Nestled in the foothills above Salt Lake City, the $102-million Natural History Museum of Utah in the Rio Tinto Center began welcoming visitors in mid-November. The new museum rests on a section of what was once the shoreline of ancient Lake Bonneville. It has already garnered praise from the design and building community as well as those wishing to explore the state’s unique people, geology and history.
The NHMU, administered by the University of Utah, sits on a 17-acre site on the upper southeastern edge of campus with sweeping views of the Salt Lake Valley. The 163,000-sq-ft museum is now home to a collection of around 1.2-million artifacts, including items from Utah’s Native American tribes, regional flora and fauna specimens and the state’s sizable number of dinosaur fossils.
Designed by Todd Schliemann of New York City-based Ennead Architects (formerly Polshek Partnership Architects) in partnership with GSBS Architects of Salt Lake City, the building is composed primarily of exposed concrete with unique copper-alloy cladding. The natural patina of the copper alloy blends with the hillside and gives the building a stratified but fractured appearance, evoking the sandstone deserts and rugged mountains of Utah.
The museum is built in steps up the hillside, with exhibits featuring Utah’s geography and the history of its people, animals and plant life on different levels. The exhibit spaces are located on the south end of the building, with laboratory, storage and office space on the north end.

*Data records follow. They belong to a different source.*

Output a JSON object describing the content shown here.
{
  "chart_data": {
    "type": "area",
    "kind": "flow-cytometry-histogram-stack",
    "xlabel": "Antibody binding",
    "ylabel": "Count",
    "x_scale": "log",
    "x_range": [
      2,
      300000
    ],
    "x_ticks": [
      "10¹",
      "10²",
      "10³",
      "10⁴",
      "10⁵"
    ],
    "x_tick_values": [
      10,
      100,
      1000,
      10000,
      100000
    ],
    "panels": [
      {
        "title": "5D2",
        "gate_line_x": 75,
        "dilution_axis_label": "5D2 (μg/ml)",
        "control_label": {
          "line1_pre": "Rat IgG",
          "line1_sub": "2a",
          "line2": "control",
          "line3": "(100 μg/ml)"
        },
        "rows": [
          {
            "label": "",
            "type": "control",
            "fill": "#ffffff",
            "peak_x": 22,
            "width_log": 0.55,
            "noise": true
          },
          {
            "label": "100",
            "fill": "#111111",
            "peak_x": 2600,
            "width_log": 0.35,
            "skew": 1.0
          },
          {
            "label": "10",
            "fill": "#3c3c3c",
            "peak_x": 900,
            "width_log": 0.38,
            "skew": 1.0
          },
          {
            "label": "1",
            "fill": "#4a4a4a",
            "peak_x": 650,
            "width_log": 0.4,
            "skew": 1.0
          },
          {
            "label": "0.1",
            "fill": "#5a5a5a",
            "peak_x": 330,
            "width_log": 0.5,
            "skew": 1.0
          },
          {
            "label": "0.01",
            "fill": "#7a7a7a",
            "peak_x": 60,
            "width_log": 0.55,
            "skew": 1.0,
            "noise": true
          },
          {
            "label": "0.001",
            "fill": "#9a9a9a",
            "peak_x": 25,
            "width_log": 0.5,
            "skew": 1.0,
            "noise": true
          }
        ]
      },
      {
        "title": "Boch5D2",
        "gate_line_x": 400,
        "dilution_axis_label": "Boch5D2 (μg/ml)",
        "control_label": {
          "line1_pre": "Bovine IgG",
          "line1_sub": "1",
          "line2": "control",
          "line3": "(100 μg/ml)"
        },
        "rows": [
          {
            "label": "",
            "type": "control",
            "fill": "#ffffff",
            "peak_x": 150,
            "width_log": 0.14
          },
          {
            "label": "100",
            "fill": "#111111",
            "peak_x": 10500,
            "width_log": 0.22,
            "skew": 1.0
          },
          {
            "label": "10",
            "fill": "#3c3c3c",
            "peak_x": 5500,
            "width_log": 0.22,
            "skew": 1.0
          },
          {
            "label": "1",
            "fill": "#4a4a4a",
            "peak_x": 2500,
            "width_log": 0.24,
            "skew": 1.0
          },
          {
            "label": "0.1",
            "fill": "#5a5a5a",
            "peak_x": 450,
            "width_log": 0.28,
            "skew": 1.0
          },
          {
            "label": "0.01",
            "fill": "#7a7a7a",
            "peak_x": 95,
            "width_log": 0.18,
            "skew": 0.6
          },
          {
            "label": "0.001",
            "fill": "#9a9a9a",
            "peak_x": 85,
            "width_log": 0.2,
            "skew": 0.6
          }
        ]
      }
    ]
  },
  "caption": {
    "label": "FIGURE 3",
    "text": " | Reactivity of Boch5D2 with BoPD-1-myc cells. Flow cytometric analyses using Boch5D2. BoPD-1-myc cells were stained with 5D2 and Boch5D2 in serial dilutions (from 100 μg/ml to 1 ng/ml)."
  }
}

The two wings are connected by bridges over a three-story “canyon” that serves as a central gathering and way-finding element. Floor-to-ceiling windows span the west-facing end of the canyon, providing visitors expansive views west to the Salt Lake Valley with the Great Salt Lake and Oquirrh Mountains, home to the Kennecott copper mine, which produced the ore for the building’s cladding.
“Ecstatic is not too strong a word for how we feel about this building,” says Museum Director Sarah George, who was part of the collaborative design team. “It is beautiful, but it also functions so well. The building we were in before was designed as a library, and there were so many things we could not do there. Now, to be in a space that is designed for us, is just wonderful.”
Rooted in Place
Schliemann says he had never visited Utah before receiving the commission for the museum. So, in 2005 he and George, along with others on the design team, began touring the state, visiting the landscapes and people in order to formulate initial designs.
“The goal was the illumination of Utah’s identity as the starting point for the development of an architecture in the service of science and discovery,” Schliemann said in a written statement. “This investigation yielded an extensive database of impressions, observations, verbal histories and narratives that define Utah.”
Salt Lake City-based Big-D Construction was selected as the contractor under a CM/GC contract and brought into design early in the process.
“They (Big-D) became significant contributors to what we were doing,” says George. “They helped us look for solutions to things early on.”